Basically initially yes, not just the Japanese members of the families, but also non-Japanese spouses ( including at least 63 white wives and at least three white husbands ) and mixed race children were rounded up. In 1943 a ‘mixed race policy’ was implemented to release many of them, with a particular supposed emphasis on mixed race child welfare. The children were supposed to be returned to a “Caucasian environment.” What this meant in practice via 1940’s perceptions about how households functioned is that Japanese wife, white husband - no problem. White wife, Japanese husband - problem, unless the wife cut off ties with the husband. More details can be found here.

As one can imagine with all race-based laws, the answer was complicated.

In early 1942 the Japanese-American wife would have certainly gone to an internment camp. By July 1942,the authorities were refining that position. (Warning, this pdf is a 257 page document. I’ve tried to find the relevant sections for the OP.)
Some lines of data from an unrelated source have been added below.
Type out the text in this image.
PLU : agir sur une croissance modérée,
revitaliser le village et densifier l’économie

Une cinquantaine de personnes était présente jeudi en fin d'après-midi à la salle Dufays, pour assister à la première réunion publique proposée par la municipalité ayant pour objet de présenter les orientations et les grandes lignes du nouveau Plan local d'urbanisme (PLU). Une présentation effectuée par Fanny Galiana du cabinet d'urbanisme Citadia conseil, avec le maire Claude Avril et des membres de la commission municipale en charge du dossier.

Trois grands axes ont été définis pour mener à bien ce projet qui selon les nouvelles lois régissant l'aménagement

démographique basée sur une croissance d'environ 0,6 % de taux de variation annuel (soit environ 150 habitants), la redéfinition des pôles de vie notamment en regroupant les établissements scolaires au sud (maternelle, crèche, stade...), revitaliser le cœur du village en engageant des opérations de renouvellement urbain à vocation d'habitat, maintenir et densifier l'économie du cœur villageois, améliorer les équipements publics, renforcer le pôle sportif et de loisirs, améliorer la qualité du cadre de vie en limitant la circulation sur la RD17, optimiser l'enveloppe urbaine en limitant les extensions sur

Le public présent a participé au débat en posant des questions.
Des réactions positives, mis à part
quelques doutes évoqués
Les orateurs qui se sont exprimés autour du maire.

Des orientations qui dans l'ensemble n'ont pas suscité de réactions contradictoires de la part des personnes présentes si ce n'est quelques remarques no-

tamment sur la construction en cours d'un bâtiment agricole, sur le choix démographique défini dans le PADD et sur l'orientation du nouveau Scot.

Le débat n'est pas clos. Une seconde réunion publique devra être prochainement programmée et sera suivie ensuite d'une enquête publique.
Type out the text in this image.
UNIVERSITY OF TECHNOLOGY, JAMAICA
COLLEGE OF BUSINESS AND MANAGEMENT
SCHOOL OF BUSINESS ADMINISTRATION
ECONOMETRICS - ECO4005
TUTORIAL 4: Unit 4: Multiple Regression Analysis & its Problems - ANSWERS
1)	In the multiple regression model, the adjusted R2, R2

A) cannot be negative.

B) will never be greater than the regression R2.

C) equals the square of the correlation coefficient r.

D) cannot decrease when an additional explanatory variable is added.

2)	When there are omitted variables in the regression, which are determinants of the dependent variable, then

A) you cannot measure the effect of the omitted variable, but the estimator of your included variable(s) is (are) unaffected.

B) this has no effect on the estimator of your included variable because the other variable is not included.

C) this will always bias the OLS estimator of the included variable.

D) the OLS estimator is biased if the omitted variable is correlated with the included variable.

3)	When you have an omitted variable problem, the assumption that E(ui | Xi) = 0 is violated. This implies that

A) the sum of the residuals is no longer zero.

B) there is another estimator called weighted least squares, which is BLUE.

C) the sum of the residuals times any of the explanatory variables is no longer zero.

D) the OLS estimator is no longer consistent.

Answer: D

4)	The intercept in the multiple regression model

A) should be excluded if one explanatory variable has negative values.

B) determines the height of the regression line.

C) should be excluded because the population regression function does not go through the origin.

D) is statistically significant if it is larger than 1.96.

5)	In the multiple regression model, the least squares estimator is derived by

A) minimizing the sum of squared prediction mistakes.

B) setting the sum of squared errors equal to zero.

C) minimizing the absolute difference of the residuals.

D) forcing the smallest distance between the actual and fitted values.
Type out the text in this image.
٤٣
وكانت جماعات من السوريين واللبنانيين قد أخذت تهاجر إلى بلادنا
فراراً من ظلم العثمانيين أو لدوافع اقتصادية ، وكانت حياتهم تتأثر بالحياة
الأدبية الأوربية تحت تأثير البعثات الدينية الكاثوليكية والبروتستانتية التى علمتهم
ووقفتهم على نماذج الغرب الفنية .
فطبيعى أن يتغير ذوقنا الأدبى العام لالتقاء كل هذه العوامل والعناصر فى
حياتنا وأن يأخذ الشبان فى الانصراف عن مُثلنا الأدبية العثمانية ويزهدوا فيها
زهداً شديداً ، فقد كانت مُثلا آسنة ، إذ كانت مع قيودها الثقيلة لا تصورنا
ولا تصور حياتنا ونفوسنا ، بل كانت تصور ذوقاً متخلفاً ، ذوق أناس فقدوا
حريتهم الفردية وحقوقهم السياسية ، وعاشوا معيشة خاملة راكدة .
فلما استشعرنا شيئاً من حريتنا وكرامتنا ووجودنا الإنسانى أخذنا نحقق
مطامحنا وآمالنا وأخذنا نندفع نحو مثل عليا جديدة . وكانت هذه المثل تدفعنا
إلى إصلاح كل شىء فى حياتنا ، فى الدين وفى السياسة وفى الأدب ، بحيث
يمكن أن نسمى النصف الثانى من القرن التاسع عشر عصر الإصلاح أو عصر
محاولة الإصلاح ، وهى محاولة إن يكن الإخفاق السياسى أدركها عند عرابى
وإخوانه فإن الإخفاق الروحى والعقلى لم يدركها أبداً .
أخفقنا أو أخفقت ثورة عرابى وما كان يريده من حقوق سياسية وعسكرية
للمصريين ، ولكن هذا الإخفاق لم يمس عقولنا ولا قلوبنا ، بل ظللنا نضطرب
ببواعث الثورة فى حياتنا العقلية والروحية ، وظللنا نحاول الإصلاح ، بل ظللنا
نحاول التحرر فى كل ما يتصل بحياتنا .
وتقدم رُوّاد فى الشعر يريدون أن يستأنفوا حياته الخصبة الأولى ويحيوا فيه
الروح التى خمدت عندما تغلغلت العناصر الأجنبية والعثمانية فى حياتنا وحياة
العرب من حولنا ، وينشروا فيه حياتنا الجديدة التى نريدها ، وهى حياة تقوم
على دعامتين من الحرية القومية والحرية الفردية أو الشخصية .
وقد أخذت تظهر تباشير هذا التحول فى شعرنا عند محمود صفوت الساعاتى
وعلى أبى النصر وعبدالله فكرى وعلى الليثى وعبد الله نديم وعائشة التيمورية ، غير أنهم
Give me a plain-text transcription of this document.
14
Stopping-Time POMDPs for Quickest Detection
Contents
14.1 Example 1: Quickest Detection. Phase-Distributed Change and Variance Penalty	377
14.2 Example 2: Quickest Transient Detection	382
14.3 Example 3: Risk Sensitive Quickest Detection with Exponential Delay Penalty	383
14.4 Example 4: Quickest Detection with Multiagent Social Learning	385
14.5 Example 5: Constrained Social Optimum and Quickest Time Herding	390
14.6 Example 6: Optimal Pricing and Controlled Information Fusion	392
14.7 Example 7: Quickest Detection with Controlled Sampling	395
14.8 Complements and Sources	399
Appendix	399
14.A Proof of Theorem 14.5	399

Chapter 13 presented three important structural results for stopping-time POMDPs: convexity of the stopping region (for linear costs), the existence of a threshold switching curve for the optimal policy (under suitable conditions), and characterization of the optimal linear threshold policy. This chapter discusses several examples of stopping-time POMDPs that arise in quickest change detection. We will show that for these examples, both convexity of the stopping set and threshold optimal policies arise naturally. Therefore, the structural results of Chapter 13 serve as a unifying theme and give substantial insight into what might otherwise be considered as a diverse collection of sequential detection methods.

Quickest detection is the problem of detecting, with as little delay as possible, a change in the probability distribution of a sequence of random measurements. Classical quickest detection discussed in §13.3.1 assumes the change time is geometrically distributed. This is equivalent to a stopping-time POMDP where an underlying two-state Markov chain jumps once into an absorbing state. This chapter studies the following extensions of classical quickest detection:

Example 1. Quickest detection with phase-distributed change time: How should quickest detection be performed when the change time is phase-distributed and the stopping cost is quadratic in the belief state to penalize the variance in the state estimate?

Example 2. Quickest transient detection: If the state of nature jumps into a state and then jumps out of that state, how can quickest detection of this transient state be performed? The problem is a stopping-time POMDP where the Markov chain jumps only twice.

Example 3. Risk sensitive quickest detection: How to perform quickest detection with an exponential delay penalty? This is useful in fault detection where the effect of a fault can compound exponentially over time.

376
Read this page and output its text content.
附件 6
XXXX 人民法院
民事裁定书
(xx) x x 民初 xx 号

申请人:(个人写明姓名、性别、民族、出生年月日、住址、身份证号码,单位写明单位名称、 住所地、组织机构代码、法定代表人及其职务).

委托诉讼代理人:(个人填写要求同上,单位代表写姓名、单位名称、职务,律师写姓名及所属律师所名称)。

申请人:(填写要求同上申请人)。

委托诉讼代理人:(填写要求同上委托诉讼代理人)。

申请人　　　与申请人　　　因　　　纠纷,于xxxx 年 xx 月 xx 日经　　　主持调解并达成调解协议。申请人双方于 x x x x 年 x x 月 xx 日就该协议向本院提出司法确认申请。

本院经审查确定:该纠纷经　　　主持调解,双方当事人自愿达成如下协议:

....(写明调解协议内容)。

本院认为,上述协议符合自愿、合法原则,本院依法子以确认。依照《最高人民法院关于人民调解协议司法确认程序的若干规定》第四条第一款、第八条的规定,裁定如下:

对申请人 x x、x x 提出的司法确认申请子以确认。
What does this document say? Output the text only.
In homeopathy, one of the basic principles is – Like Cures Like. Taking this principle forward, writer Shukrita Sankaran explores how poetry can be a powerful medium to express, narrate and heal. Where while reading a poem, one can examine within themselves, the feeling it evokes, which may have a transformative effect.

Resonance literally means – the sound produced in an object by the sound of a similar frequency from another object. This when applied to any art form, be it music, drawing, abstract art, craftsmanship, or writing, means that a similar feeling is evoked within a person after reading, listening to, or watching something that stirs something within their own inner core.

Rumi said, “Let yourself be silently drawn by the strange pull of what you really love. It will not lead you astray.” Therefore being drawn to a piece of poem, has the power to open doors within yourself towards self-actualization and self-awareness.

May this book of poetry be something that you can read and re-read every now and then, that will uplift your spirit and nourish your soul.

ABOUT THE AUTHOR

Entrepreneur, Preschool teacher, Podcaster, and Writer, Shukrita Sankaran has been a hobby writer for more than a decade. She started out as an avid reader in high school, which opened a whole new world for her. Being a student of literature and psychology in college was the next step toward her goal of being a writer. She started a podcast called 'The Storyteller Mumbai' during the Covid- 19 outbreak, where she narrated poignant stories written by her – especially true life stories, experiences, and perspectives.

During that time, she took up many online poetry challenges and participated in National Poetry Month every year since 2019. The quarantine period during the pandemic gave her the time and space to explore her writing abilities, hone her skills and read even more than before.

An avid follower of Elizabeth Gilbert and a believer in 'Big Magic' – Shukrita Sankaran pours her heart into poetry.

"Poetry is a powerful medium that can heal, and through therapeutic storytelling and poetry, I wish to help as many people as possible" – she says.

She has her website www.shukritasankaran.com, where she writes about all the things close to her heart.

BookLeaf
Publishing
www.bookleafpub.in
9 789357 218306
Remember, “Japanese” was a racial description. It didn’t matter whether the Japanese person was an American citizen or not.

The first and second categories – family with Caucasian husband and Japanese wife, and family with mixed race adults – could leave the camps as long as they had come from a “Caucasian environment” and agreed to return to a Caucasian environment. The third category – family with Japanese husband and Caucasian wife – could leave the camps but had to agree to settle outside of the Western Military Zone. The fourth category – married couples with no children – received no exemption.

The document also notes that 63 white women who were married to Japanese men were interned with their husbands.

In January 1943 those restrictions were changed slightly to include Chinese and Filipino spouses with whites.

ETA: Tamerlane posted first, but my research corroborates. In fact, we cite the same paper. Damn.

You are looking for a factual answer so this belongs in GQ. It seems to mostly be answered but maybe someone will have more to add.

Were the guards at the camps under orders to shoot any person of Japanese heritage who tried to leave without permission?

There were certainly instances of guards shooting internees who were trying to leave. There were also instances where guards shot people who were apparently were not trying to leave.

As much as Japanese-Americans went along with it. In other words they had no choice.

And as to why this was happening, look at it this way… Would the paranoid authorities who were locking up people based solely on ancestry be more likely to trust a Japanese woman who married a white guy, or distrust the white guy who married “one of them”?